【音楽×珈琲 鑑賞録】11月22日~ヴォルフガング・アマデウスモーツァルト 『交響曲』第38番「プラハ」
音楽観を鍛える鑑賞録。
エンディングまであと【40日】
11月22日のテーマは、【作曲・演奏】
とりあげる作品は、
ヴォルフガング・アマデウスモーツァルト /
『交響曲』第38番「プラハ」
です。
ヴォルフガング・アマデウス・モーツァルト
Wolfgang Amadeus Mozart
1756年1月27日 - 1791年12月5日
オーストリアの音楽家
交響曲第38番 ニ長調 K. 504 は、1787年1月19日にプラハにて初演された、通称「プラハ」という名称がついた作品です。
モーツァルトの交響曲のなかには地名がつけられた作品が4作あります。
そのなかのひとつ「プラハ」は、まさにモーツァルトがプラハで歓迎を受けたために名付けられたようなもので、モーツァルトのプラハ滞在は音楽史にとっても重要な分岐点になっています。
1786年12月、プラハでの歌劇『フィガロの結婚』K. 492の上演が大成功を収めたことにより、モーツァルトはプラハから招待を受け、作曲していたこの作品で自ら指揮を振るい、成功を収めます。
これを受け名作オペラ「ドン・ジョヴァンニ」を上演。
熱狂的なまでの成功を収め、モーツァルトのプラハでの人気を不動なものにしました。
ウィーンが音楽の都であるなか、現チェコ、当時はボヘミア王国の首都としてプラハは戦争後の復興に向かう発展途上でした。
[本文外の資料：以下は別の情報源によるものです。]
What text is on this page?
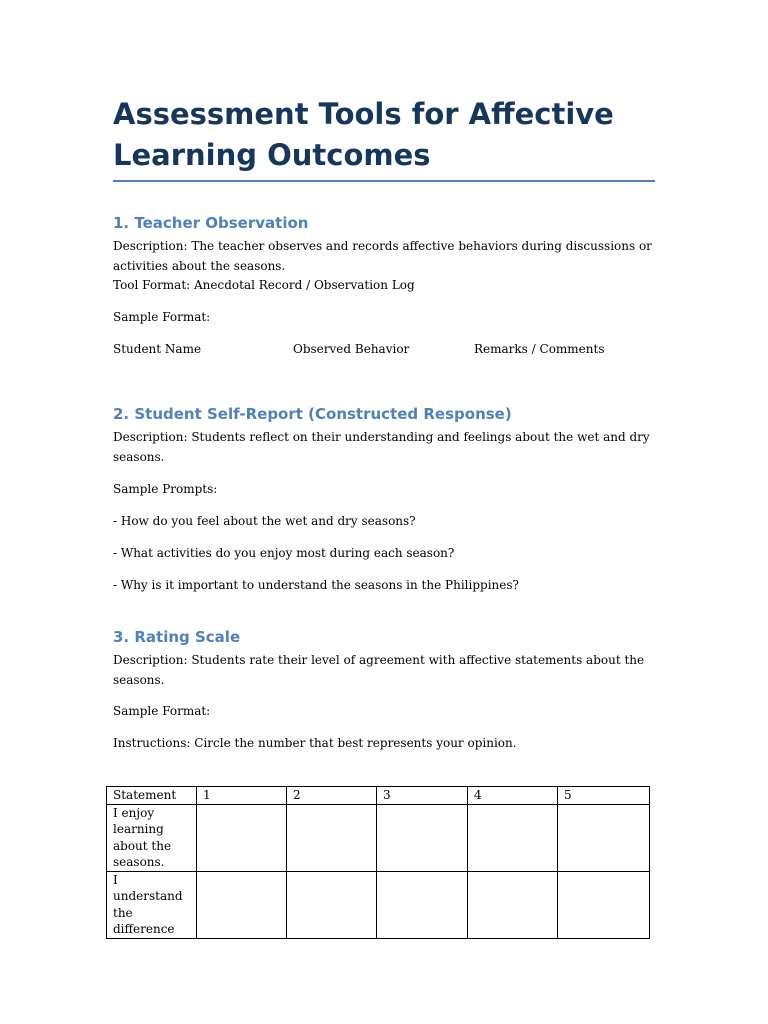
Assessment Tools for Affective Learning Outcomes
1. Teacher Observation

Description: The teacher observes and records affective behaviors during discussions or activities about the seasons.

Tool Format: Anecdotal Record / Observation Log

Sample Format:

Student Name	Observed Behavior	Remarks / Comments
2. Student Self-Report (Constructed Response)

Description: Students reflect on their understanding and feelings about the wet and dry seasons.

Sample Prompts:

- How do you feel about the wet and dry seasons?

- What activities do you enjoy most during each season?

- Why is it important to understand the seasons in the Philippines?

3. Rating Scale

Description: Students rate their level of agreement with affective statements about the seasons.

Sample Format:

Instructions: Circle the number that best represents your opinion.

Statement	1	2	3	4	5
I enjoy learning about the seasons.					
I understand the difference					
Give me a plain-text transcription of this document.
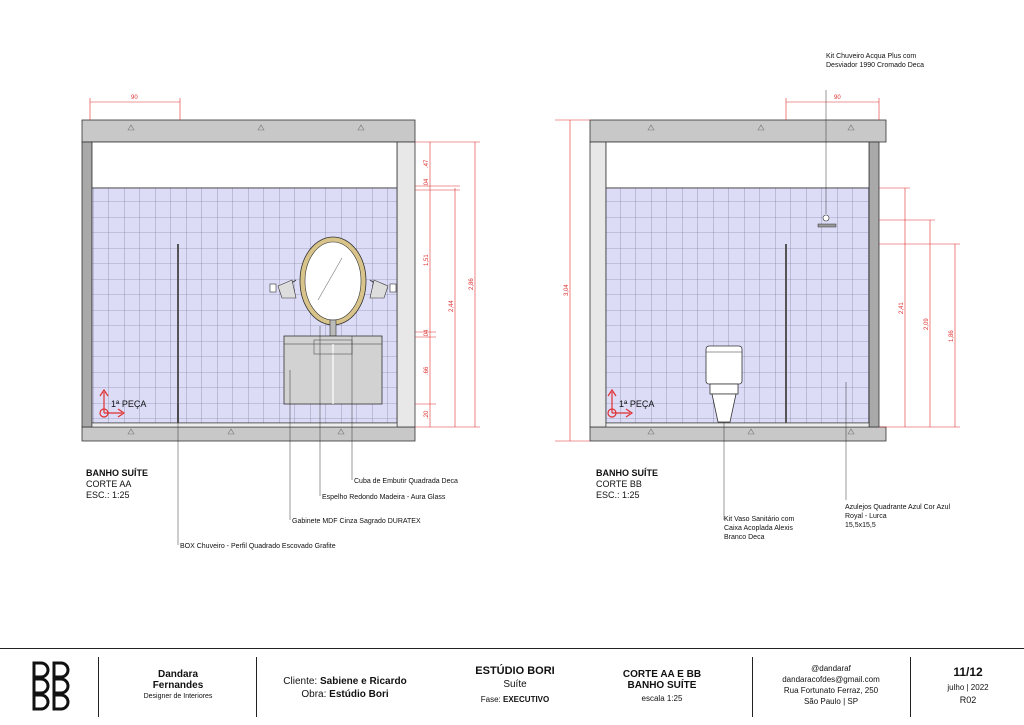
90
.47
.04
1,51
.04
.66
.20
2,44
2,86
90
3,04
2,41
2,09
1,86
1ª PEÇA	1ª PEÇA
BANHO SUÍTE
CORTE AA
ESC.: 1:25
BANHO SUÍTE
CORTE BB
ESC.: 1:25
Cuba de Embutir Quadrada Deca
Espelho Redondo Madeira - Aura Glass
Gabinete MDF Cinza Sagrado DURATEX
BOX Chuveiro - Perfil Quadrado Escovado Grafite
Kit Chuveiro Acqua Plus com
Desviador 1990 Cromado Deca
Kit Vaso Sanitário com
Caixa Acoplada Alexis
Branco Deca
Azulejos Quadrante Azul Cor Azul
Royal - Lurca
15,5x15,5
Dandara
Fernandes
Designer de Interiores
Cliente: Sabiene e Ricardo
Obra: Estúdio Bori
ESTÚDIO BORI
Suíte
Fase: EXECUTIVO
CORTE AA E BB
BANHO SUÍTE
escala 1:25
@dandaraf
dandaracofdes@gmail.com
Rua Fortunato Ferraz, 250
São Paulo | SP
11/12
julho | 2022
R02
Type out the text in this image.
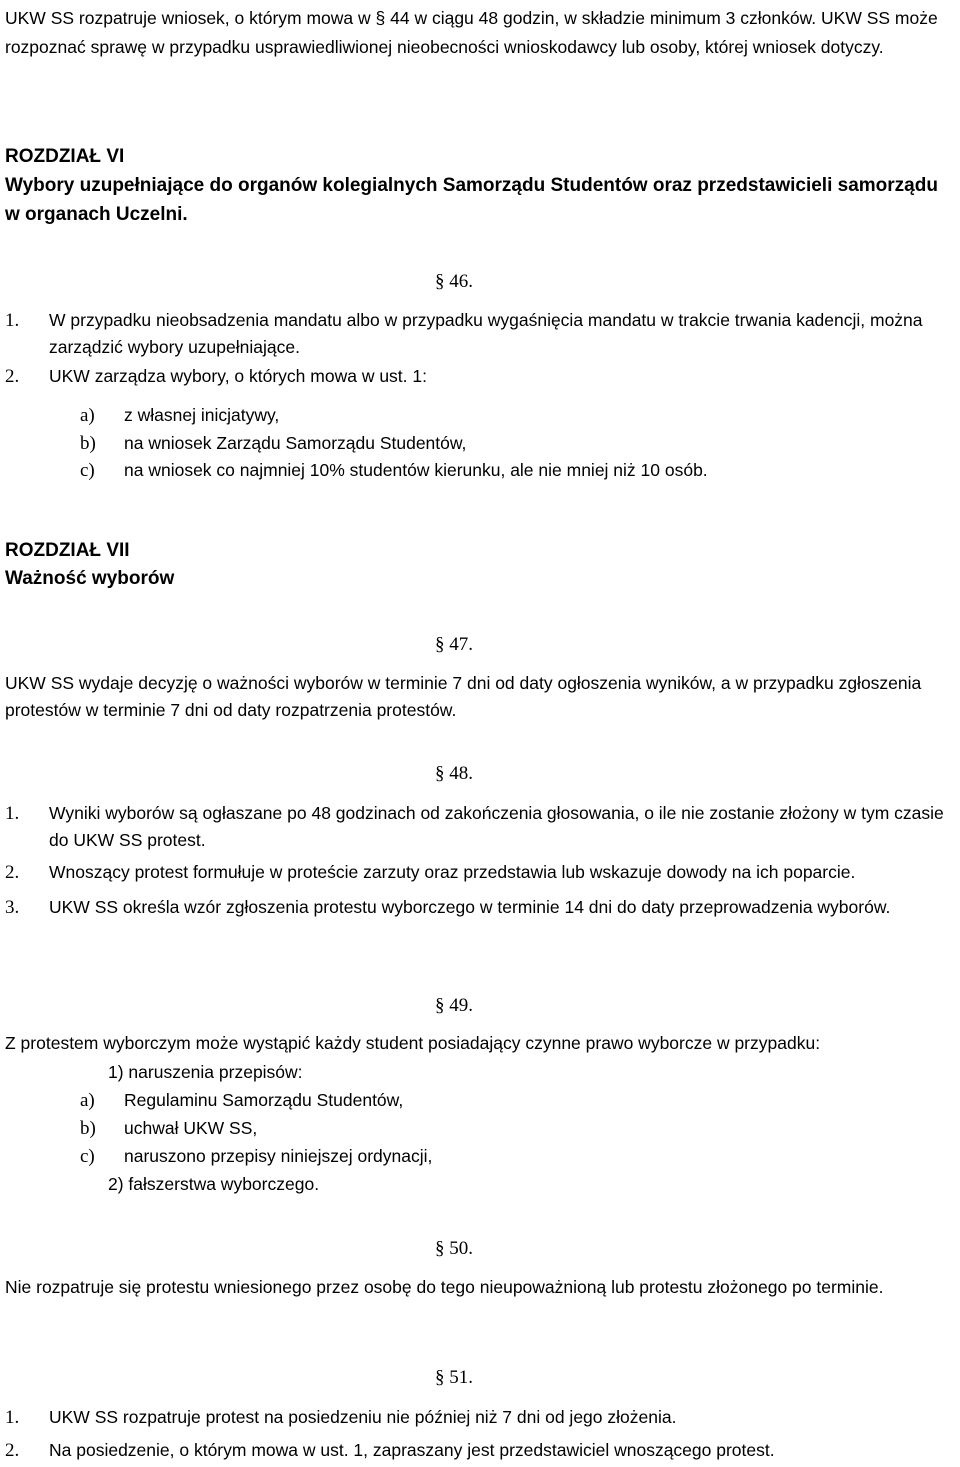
UKW SS rozpatruje wniosek, o którym mowa w § 44 w ciągu 48 godzin, w składzie minimum 3 członków. UKW SS może rozpoznać sprawę w przypadku usprawiedliwionej nieobecności wnioskodawcy lub osoby, której wniosek dotyczy.

ROZDZIAŁ VI
Wybory uzupełniające do organów kolegialnych Samorządu Studentów oraz przedstawicieli samorządu w organach Uczelni.
§ 46.
1. W przypadku nieobsadzenia mandatu albo w przypadku wygaśnięcia mandatu w trakcie trwania kadencji, można zarządzić wybory uzupełniające.
2. UKW zarządza wybory, o których mowa w ust. 1:
a) z własnej inicjatywy,
b) na wniosek Zarządu Samorządu Studentów,
c) na wniosek co najmniej 10% studentów kierunku, ale nie mniej niż 10 osób.
ROZDZIAŁ VII
Ważność wyborów
§ 47.

UKW SS wydaje decyzję o ważności wyborów w terminie 7 dni od daty ogłoszenia wyników, a w przypadku zgłoszenia protestów w terminie 7 dni od daty rozpatrzenia protestów.

§ 48.
1. Wyniki wyborów są ogłaszane po 48 godzinach od zakończenia głosowania, o ile nie zostanie złożony w tym czasie do UKW SS protest.
2. Wnoszący protest formułuje w proteście zarzuty oraz przedstawia lub wskazuje dowody na ich poparcie.
3. UKW SS określa wzór zgłoszenia protestu wyborczego w terminie 14 dni do daty przeprowadzenia wyborów.
§ 49.

Z protestem wyborczym może wystąpić każdy student posiadający czynne prawo wyborcze w przypadku:

1) naruszenia przepisów:
a) Regulaminu Samorządu Studentów,
b) uchwał UKW SS,
c) naruszono przepisy niniejszej ordynacji,
2) fałszerstwa wyborczego.
§ 50.

Nie rozpatruje się protestu wniesionego przez osobę do tego nieupoważnioną lub protestu złożonego po terminie.

§ 51.
1. UKW SS rozpatruje protest na posiedzeniu nie później niż 7 dni od jego złożenia.
2. Na posiedzenie, o którym mowa w ust. 1, zapraszany jest przedstawiciel wnoszącego protest.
人口も増加し、音楽を楽しむ人々も増えていた時期と合致し、モーツァルトの音楽はウィーンよりもプラハの方が先に受け入れられるようになります。
モーツァルトにとっても幸福な日々を過ごしていましたが、パトロンの少ないプラハでは暮らしていけないということで、結局ウィーンに定住するようになります。
この楽曲ではモーツァルト自身も発展を遂げていくようなバッハ的書法が見られ、のちの「バッハ体験」と呼ばれる創作の萌芽があります。
第1楽章の第1主題は耳馴染みのあるフレーズで、歌劇『フィガロの結婚』の有名なアリア「もう飛ぶまいぞこの蝶々」の旋律が施されています。
さりげなくも確固たる対位法的旋律で、冒頭から聴くものを引き寄せています。
時代と土地と才能の邂逅がこの作品を分岐点にして展開していったかもしれないと思うと、音楽の歴史にとって太く濃いドットのような作品です。
優雅で快活な旋律のなか、遠い歴史に想像を膨らますことも楽しい時間になりますね。